Global 3D non-linear alignment can be performed on a stack in chunks as well as the entire dataset (if all the serial sections are montaged and available). The following steps illustrate the global 3D non-linear alignment process.
Montage scapes are downsampled versions of the serial sections and are used in the global 3D alignment process. Montage scapes can be generated as follows.
# Generate downsampled versions of montaged serial sections python -m asap.materialize.render_downsample_sections --input_json <input_parameter_json_file> --output_json <output_json_file>
# Create a downsampled montage stack python -m asap.dataimport.make_montage_scapes_stack --input_json <input_parameter_json_file> --output_json <output_json_file>
3D tilepairs for the downsampled stack can be generated using the following command.

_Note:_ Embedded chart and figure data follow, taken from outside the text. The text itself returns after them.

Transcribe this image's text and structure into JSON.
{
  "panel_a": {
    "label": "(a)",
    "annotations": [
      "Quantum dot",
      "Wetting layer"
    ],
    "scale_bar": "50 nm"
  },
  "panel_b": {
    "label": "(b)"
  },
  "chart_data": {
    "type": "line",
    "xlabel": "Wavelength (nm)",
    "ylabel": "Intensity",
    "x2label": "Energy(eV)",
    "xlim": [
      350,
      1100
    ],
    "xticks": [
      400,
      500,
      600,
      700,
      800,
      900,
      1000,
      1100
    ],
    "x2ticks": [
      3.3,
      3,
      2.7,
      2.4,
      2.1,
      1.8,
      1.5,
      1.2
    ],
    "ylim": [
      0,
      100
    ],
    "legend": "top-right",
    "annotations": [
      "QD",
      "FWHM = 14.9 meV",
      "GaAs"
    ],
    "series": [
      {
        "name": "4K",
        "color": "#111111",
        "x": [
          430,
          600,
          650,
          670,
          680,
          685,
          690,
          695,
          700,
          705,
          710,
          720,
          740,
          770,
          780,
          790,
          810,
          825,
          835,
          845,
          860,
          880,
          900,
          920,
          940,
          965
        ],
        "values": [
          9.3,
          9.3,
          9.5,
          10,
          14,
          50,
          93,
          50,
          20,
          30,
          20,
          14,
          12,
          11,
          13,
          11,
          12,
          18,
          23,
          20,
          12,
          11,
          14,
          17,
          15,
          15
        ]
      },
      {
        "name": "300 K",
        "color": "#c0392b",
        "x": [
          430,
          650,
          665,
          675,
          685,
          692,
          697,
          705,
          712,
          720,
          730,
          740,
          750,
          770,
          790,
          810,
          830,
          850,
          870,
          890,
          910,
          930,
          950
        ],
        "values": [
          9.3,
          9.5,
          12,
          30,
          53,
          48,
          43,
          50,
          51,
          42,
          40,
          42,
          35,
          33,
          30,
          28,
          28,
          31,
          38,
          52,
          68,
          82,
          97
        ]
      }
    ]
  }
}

python -m asap.pointmatch.create_tilepairs --input_json <input_parameter_json_file> --output_json <output_json_file>
3D point matches can be generated using the generated tile pairs. The following command can be used to generate point matches using a Spark cluster
python -m asap.pointmatch.generate_point_matches_using_spark --input_json <input_parameter_json_file> --output_json <output_json_file>
This step in practice is done as a multi-step 3D alignment process, where a series of transformations (rigid, affine, non-linear) are computed and used as initialization for the computation of next higher order transformation.
A mesh based alignment can also be applied as a last step and is available in Bigfeta.
The command to run the solver is shown below.
python -m asap.solver.solve --input_json <input_parameter_json_file> --output_json <output_json_file>
NOTE: Each of the modules’ script include an example input json file for reference and the list of input and output parameters can also be listed using the –help option in each of the above commands.